A POMBA DA PAZ
O dia era nublado ameaçando o sol brilhar no firmamento, num dia de atividades e trabalhos normais no Rio de Janeiro.
Em meio à violência e à poluição sem controle, o carioca não muda o
semblante de um povo que não enjeita momentos de pura alegria.
Botequins sempre lotados e os famosos barzinhos das esquinas da vida
servindo no balcão: caninha, chope e uísque. O assunto mais discutido e
comentado é sempre o futebol, onde nunca se chega a uma conclusão,
contudo, todas as cores se confraternizam num brinde à cidade
maravilhosa!
Um assunto, no entanto, fora levado a
conhecimento de todos com o falecimento do Cardeal Dom Eugênio de Araújo
Sales, também Arcebispo do Rio de Janeiro por trinta anos de bons
serviços prestados aos católicos e ao povo brasileiro em geral.
A notícia chegou rápida e teve quem comentasse sentado no tamborete do
bar que, nos idos dos anos setenta, em pleno regime militar brasileiro,
Dom Eugênio Sales teve a coragem cívica de socorrer e acolher cerca de
cinco mil perseguidos pelo Cone Sul. Oitenta apartamentos foram locados
pela Arquidiocese até que os refugiados conseguissem ajuda para o
repatriamento. Por este motivo, chegou a ser chamado pela turma
repressora de órgãos de informação do governo militar de “bispo
vermelho”.
Nos mais recentes tempos, o Cardeal fora também
conhecido pelo “homem forte da Igreja Católica”, sendo porta-voz do Papa
João Paulo II, lhe sendo atribuída a missão de trazer a mais alta
autoridade católica ao nosso país, nas duas visitas ao Brasil.

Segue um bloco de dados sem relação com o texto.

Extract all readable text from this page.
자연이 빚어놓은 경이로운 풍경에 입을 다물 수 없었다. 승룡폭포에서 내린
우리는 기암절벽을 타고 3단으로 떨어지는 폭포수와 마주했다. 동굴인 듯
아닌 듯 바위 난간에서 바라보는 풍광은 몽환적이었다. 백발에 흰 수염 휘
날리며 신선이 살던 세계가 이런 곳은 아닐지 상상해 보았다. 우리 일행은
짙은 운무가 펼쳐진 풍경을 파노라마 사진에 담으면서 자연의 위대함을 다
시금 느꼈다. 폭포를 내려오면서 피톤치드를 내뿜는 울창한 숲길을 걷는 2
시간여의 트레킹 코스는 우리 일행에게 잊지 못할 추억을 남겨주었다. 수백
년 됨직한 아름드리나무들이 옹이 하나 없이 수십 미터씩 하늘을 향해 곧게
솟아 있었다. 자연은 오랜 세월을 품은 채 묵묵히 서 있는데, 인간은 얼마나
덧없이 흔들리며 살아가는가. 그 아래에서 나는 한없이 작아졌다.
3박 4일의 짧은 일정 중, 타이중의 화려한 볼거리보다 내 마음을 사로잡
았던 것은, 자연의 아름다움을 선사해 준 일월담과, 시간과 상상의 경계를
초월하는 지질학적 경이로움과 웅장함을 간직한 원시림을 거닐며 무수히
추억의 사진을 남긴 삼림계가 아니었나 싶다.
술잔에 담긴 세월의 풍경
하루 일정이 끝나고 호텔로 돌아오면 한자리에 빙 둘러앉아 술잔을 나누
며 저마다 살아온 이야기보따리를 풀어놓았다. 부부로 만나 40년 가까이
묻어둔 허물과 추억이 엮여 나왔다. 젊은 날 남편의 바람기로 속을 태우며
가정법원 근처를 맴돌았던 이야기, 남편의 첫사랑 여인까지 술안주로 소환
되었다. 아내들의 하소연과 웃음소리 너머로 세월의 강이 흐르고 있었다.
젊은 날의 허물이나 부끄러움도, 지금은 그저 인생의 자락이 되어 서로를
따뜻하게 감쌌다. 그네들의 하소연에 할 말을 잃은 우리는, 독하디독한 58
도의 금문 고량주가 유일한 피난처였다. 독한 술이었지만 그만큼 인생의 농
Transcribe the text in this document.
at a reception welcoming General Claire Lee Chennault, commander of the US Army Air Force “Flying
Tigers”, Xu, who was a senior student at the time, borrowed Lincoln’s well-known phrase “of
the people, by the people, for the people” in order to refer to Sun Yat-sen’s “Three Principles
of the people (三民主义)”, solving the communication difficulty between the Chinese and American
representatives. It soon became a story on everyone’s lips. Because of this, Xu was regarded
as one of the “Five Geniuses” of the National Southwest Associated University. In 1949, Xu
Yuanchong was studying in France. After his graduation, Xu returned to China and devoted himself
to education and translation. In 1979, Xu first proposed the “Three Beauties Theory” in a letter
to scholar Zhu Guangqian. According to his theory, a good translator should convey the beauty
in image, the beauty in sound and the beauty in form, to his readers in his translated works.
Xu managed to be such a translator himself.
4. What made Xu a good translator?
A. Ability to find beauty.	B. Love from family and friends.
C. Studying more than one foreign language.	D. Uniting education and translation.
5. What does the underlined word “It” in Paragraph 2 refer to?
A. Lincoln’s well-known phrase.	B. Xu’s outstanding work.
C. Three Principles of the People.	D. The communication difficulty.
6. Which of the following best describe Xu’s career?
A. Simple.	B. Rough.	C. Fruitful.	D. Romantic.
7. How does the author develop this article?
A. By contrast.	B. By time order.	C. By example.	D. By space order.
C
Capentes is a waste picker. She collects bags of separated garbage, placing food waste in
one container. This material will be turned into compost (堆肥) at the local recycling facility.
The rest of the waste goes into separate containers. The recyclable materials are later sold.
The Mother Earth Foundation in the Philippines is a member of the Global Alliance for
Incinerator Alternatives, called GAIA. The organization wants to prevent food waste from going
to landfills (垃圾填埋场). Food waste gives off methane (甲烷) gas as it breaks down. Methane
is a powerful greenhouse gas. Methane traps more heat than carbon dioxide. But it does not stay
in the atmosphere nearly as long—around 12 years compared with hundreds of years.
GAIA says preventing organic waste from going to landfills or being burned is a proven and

Sabedor do falecimento, o voluntário da Cruz Vermelha, Gilberto de
Almeida, ao passar num Pet Shop no Engenho do Meio, se lembrou de Dom
Eugênio e comprou uma pombinha branca, como símbolo de uma pessoa do
bem, levando-a até o velório.
As portas da Catedral do Rio de
Janeiro estavam escancaradas! O caixão do Cardeal norte-riograndense
colocado no centro da nave cotejado por militares perfilados em farda de
gala, numa reverência ao destacado homem público.
Gilberto
chegou meio assustado com as formalidades de chefe de estado e o rito do
encomendamento do corpo do bondoso padre, aproximou-se tímido e
devagarzinho, com a pombinha branca na mão. Lenta e respeitosamente foi
estirando seu braço até colocá-la em cima do caixão!
A linda
ave ficou paralisada, como se estivesse numa missão a cumprir. Os olhos
das pessoas presentes ficaram vidrados na inusitada cena de puro amor!
Com o término das exéquias, a pombinha branca fora retirada de cima
caixão e, delicada e suavemente, fora alçada aos ares sob o olhar de uma
multidão envolvida em lágrimas de adeus.
A figurinha branca
voou de um lado para o outro, e quando o corpo fora colocado em cima de
uma viatura do Corpo de Bombeiros, ela deu mais uma volta nos ares e,
tremulando suas penas ao sabor dos ventos, continuou sua homenagem
pousando no caixão.
A pomba branca da paz, na singeleza do seu gesto, prestou a maior homenagem que o homem não conseguiu fazer!